Your comment will not appear until it has been moderated.
Contributions that contravene our Comments Policy will not be published.

Comments

  1. Paul D. Butler, November 13, 2019

    False narrative……….NO methane reduction from cattle needed.

  2. Tony Lovell, November 12, 2019

    Have you heard of methanotrophic soil bacteria?

    They are methane eating bacteria that live in the soil under the feet of those methane producing cows and sheep.

    If billions of ruminant animals have been on our planet for millions of years why would cows and sheep only become a problem now?

    Nature works in cycles and balances things up – so all the methane produced by those billions of ruminants over millions of years must have been dealt with prior to this or our atmosphere would be almost pure methane.

    The methane from cows and sheep comes from the bacteria in their rumen – these bacteria produce methane as a by-product of breaking down the organic matter the cow eats. This process is called methanogenesis.

    And one of the ways Nature balances this methane is to have other species of bacteria that “eat” methane – they use it as a feed and energy source. This process is called methanotrophy. The end product of this is methane is broken down (oxidised) back into CO2 and H2O.

    These bacteria live in the soil under grazing animals and in places like the walls of termite mounds.

    Long story short – has inappropriate management of our planets grasslands reduced the number of methane eating (methanotrophic) bacteria living in our soils sufficiently to have significantly reduced the ability of those soils to absorb and oxidise methane?

    I contacted 2 scientists in Florida who have done lots of work on methane emissions from landfills. They have found that the better the soil is on the top of the landfill the more of the methane produced by the landfill is oxidised before it makes its way out into the atmosphere.

    As good grazing management improves soil structure it seemed logical to me that good grazing management should enhance methanotroph activity. I asked the Florida scientists if this made sense, and they agreed that it did.

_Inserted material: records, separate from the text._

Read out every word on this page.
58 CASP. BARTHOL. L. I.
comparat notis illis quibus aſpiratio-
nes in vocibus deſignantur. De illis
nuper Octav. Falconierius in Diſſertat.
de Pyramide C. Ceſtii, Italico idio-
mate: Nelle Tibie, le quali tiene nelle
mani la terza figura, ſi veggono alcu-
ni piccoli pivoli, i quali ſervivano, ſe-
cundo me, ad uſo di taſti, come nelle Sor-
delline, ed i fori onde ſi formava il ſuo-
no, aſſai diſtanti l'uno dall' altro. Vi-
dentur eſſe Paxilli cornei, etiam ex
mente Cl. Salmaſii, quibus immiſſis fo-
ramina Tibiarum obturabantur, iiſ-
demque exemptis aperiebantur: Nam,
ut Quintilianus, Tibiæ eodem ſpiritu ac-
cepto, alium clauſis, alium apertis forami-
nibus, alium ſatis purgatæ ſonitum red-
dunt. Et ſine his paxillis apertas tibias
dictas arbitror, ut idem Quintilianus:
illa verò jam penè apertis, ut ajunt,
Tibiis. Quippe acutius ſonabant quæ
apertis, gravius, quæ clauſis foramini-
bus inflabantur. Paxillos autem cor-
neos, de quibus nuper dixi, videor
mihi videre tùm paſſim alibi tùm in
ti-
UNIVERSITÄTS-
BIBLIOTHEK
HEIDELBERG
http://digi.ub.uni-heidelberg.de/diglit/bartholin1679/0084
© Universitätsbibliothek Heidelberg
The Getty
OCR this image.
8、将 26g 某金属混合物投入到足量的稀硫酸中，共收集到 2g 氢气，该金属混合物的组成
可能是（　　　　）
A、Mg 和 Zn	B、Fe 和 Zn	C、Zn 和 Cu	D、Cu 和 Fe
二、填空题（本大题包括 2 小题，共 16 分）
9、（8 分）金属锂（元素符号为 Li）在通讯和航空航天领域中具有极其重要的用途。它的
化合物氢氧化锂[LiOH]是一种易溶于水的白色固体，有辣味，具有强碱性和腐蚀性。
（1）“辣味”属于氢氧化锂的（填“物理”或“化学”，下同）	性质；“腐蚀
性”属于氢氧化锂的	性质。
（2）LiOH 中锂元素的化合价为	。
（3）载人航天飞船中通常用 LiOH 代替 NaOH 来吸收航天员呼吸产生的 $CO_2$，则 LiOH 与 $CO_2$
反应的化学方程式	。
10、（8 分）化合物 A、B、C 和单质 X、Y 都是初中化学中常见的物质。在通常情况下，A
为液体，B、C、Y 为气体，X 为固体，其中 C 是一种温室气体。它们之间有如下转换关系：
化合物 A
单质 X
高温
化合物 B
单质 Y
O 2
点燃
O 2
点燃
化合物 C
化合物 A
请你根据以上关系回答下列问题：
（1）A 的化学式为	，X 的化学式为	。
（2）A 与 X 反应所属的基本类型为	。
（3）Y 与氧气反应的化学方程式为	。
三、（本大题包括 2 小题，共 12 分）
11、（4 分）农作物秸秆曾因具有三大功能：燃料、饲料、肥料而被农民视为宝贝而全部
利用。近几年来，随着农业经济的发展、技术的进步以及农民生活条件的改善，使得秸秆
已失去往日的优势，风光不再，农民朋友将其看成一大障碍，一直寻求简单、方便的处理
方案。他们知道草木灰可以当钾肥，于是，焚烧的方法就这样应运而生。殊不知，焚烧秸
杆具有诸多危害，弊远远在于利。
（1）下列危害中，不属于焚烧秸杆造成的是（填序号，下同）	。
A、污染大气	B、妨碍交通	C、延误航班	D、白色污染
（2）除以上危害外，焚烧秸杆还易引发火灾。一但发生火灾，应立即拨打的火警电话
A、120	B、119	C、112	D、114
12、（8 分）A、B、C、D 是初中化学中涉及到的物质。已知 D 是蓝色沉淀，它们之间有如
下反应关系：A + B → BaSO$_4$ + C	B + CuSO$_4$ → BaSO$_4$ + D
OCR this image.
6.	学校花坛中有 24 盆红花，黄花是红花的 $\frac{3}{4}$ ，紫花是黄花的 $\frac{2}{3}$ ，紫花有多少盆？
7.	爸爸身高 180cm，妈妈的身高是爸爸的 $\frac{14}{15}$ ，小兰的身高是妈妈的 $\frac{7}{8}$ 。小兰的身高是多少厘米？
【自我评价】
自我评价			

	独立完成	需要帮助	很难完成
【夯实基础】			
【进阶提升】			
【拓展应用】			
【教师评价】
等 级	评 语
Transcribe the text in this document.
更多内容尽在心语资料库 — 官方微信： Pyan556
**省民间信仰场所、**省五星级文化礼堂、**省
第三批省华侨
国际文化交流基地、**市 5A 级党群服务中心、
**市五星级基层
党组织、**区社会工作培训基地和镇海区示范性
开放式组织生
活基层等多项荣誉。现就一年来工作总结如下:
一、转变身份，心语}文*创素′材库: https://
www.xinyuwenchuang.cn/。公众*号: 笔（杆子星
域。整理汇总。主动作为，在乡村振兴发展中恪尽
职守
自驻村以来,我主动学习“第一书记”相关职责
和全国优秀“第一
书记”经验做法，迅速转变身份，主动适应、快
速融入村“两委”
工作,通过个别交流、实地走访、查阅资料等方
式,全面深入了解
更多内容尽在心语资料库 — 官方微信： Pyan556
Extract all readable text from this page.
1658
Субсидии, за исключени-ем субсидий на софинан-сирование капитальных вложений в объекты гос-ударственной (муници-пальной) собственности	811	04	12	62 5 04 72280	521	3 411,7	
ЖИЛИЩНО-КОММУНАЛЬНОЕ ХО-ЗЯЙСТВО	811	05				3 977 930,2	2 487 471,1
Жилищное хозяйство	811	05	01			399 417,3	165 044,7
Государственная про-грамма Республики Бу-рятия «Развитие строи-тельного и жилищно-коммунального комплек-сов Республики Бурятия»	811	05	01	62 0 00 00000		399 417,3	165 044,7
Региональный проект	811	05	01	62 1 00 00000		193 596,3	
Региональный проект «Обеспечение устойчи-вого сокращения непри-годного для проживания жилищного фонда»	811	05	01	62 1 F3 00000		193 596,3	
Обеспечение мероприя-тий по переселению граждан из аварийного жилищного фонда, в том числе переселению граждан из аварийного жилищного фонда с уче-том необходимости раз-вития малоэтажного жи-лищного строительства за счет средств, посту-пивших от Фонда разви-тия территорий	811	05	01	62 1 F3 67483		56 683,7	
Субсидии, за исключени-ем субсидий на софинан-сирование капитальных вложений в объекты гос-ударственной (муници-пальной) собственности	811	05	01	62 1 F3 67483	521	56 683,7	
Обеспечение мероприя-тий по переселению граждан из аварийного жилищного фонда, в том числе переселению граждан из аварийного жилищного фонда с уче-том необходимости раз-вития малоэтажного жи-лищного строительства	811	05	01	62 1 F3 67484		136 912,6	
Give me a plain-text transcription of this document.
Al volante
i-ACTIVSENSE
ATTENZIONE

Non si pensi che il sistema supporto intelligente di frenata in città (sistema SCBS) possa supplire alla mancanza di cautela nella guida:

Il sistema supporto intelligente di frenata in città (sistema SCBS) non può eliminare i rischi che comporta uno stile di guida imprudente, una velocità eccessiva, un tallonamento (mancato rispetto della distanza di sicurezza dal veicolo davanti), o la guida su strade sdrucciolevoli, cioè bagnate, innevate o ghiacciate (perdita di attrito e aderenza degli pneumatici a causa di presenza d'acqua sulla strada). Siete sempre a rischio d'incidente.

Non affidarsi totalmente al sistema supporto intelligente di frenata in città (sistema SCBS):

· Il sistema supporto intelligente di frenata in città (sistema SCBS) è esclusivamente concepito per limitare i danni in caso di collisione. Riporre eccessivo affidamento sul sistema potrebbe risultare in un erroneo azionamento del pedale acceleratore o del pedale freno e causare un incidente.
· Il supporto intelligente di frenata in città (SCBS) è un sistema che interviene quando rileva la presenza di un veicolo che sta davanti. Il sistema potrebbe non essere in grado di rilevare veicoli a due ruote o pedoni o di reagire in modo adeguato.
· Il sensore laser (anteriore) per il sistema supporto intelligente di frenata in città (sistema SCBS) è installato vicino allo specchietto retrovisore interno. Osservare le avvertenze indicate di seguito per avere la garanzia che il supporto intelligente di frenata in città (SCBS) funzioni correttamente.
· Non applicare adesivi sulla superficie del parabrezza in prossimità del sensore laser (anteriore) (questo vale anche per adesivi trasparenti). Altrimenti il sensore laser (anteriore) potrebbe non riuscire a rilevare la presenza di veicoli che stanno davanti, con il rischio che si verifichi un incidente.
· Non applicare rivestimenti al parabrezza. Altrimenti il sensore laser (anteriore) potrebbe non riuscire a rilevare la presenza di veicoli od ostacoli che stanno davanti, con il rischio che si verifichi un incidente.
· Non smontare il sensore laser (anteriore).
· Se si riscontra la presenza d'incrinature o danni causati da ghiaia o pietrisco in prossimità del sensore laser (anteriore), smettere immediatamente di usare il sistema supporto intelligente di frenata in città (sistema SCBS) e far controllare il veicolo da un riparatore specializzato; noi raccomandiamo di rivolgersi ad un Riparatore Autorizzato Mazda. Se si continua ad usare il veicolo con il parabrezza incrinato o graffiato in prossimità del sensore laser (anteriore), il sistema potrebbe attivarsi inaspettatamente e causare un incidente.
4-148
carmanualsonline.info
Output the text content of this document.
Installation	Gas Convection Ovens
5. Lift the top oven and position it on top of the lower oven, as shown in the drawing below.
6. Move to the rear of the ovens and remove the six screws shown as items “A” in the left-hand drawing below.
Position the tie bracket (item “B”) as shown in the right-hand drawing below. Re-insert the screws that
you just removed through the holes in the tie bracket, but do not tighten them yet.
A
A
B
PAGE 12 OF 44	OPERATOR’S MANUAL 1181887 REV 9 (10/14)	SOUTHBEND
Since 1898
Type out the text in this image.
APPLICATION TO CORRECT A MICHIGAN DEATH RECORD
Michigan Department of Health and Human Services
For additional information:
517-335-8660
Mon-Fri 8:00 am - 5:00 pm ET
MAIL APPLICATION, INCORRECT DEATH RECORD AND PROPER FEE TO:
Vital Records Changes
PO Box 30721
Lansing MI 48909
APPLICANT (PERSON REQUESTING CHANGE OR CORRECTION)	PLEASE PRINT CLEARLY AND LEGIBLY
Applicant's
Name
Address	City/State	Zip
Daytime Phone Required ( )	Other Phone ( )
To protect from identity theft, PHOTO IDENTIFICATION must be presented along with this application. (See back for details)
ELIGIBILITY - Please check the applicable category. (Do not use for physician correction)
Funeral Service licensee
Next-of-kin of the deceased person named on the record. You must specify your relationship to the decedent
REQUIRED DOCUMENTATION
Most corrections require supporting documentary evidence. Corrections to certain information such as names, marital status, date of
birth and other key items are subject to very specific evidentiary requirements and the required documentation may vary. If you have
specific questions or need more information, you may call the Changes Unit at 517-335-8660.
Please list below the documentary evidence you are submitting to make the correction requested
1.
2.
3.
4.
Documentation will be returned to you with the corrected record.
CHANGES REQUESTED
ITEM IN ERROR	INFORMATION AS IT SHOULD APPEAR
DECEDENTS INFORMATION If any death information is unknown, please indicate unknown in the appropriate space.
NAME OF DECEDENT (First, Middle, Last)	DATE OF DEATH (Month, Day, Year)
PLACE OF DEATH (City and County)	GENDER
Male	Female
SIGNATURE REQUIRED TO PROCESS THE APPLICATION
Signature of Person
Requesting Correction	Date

  3. Marina Fortes, November 12, 2019

    It was a very nice talk in a series of great talks yesterday at TropAg! And yes, there is still a lot of work to be done in terms of animal breeding and genomics for reducing methane emissions, but it is possible and part of the mix, part of the solution!

  4. SAM STAINES, November 12, 2019

    What of the oil in cotton seed and the tannin in other legumes

  5. John Wyld, November 12, 2019

    We only ever hear about emmissions and never about the CO2 absorption by the enhanced growth of grasses and clovers, especially under intensive grass feeding systems.
    With no grazing the same country would revert to a state of absorbing little CO2.
    Why is this not accounted for?

Get Beef Central's news headlines emailed to you -
FREE!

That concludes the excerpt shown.